Я заснула злой, проснулась злой и, натянув свежую одежду, выхожу из автобуса все ещё злой. Водила несколько часов назад припарковался на новой стоянке, и с солнцем, заглядывающим в окна, я знаю, что Шон скоро проснется. Он будет ждать, что я встречу его на кухне до того, как все остальные проснутся, как я делала каждое утро слишком много раз, и, может быть, захочет закончить то, что мы начали на крыше отеля Вэна. Или, возможно, захочет спросить меня, почему прошлой ночью я превратилась в зомби, впившись в его лицо, но в любом случае, надеюсь, он будет чувствовать себя таким же потерянным, как и я, когда поймет, что я давно ушла.
Квартал за кварталом, переход за переходом, преодолеваю в своих армейских ботинках расстояние, в котором я так отчаянно нуждаюсь. Город гудит от людей, направляющихся на свою повседневную работу, одетых в костюмы и официальную одежду, резко контрастируя с моими рваными джинсами, футболкой с группой и черно-фиолетовыми волосами. Я даже не знаю, куда иду — главное, подальше от Шона. Потому что рядом с ним я не могу думать.

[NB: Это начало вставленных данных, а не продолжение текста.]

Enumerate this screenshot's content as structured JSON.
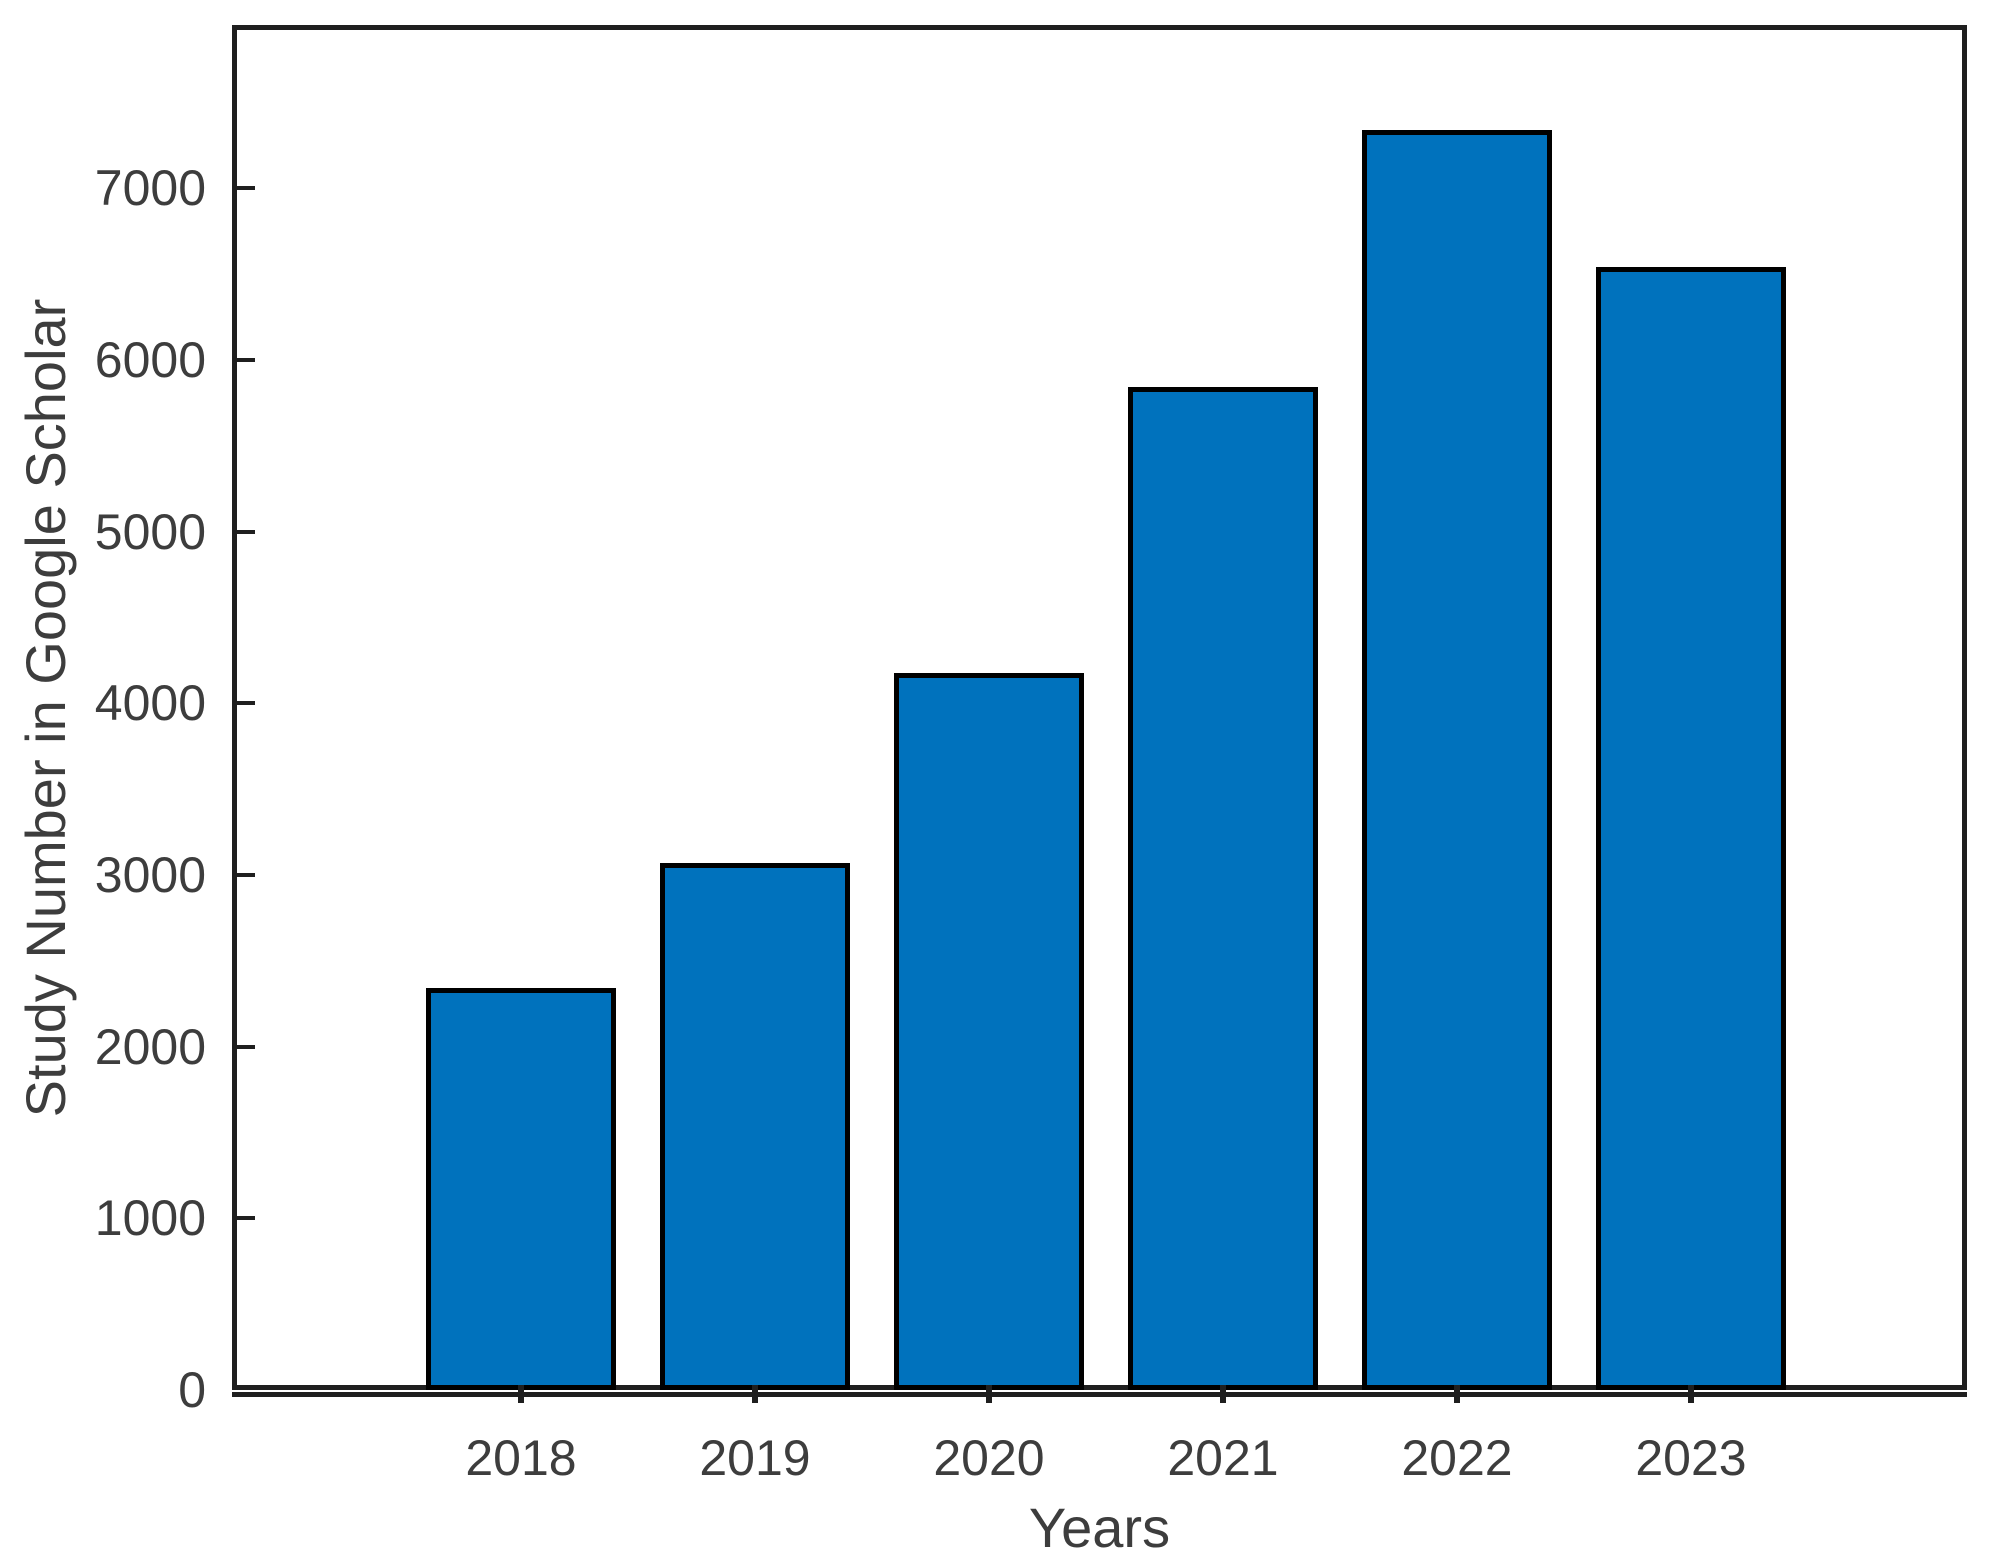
{
  "chart_data": {
    "type": "bar",
    "title": "",
    "xlabel": "Years",
    "ylabel": "Study Number in Google Scholar",
    "categories": [
      "2018",
      "2019",
      "2020",
      "2021",
      "2022",
      "2023"
    ],
    "values": [
      2340,
      3070,
      4175,
      5840,
      7340,
      6540
    ],
    "ylim": [
      0,
      7950
    ],
    "yticks": [
      0,
      1000,
      2000,
      3000,
      4000,
      5000,
      6000,
      7000
    ],
    "grid": false,
    "legend": "none",
    "tick_direction": "in",
    "bar_color": "#0072BD",
    "bar_edge_color": "#000000",
    "axis_line_color": "#1f1f1f",
    "label_color": "#3d3d3d"
  }
}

Кончится тем, что я либо поцелую его, либо откушу ему гребаную губу, или и то, и другое.
Когда мой телефон жужжит, и на экране появляется лицо Шона, я не замедляю шаг. Не останавливаюсь. Вместо этого бросаю несколько отборных проклятий в его лицо, прежде чем заставить его исчезнуть. Открываю контакты в телефоне. Мой большой палец зависает над одним из них и в конце концов я делаю звонок.
— Привет, — отвечает Кэл, звук его голоса снимает невидимую тяжесть с моей груди.
Делаю глубокий вдох и произношу три слова, которые он, наверное, до смерти хотел услышать.
— Ты был прав. — Мой голос тверд и достаточно громок, чтобы сделать признание реальным даже для моих собственных ушей.
— Конечно, я был прав, — соглашается Кэл. — О чем мы говорим?
— Шон-засранец.
— Ла-а-адно…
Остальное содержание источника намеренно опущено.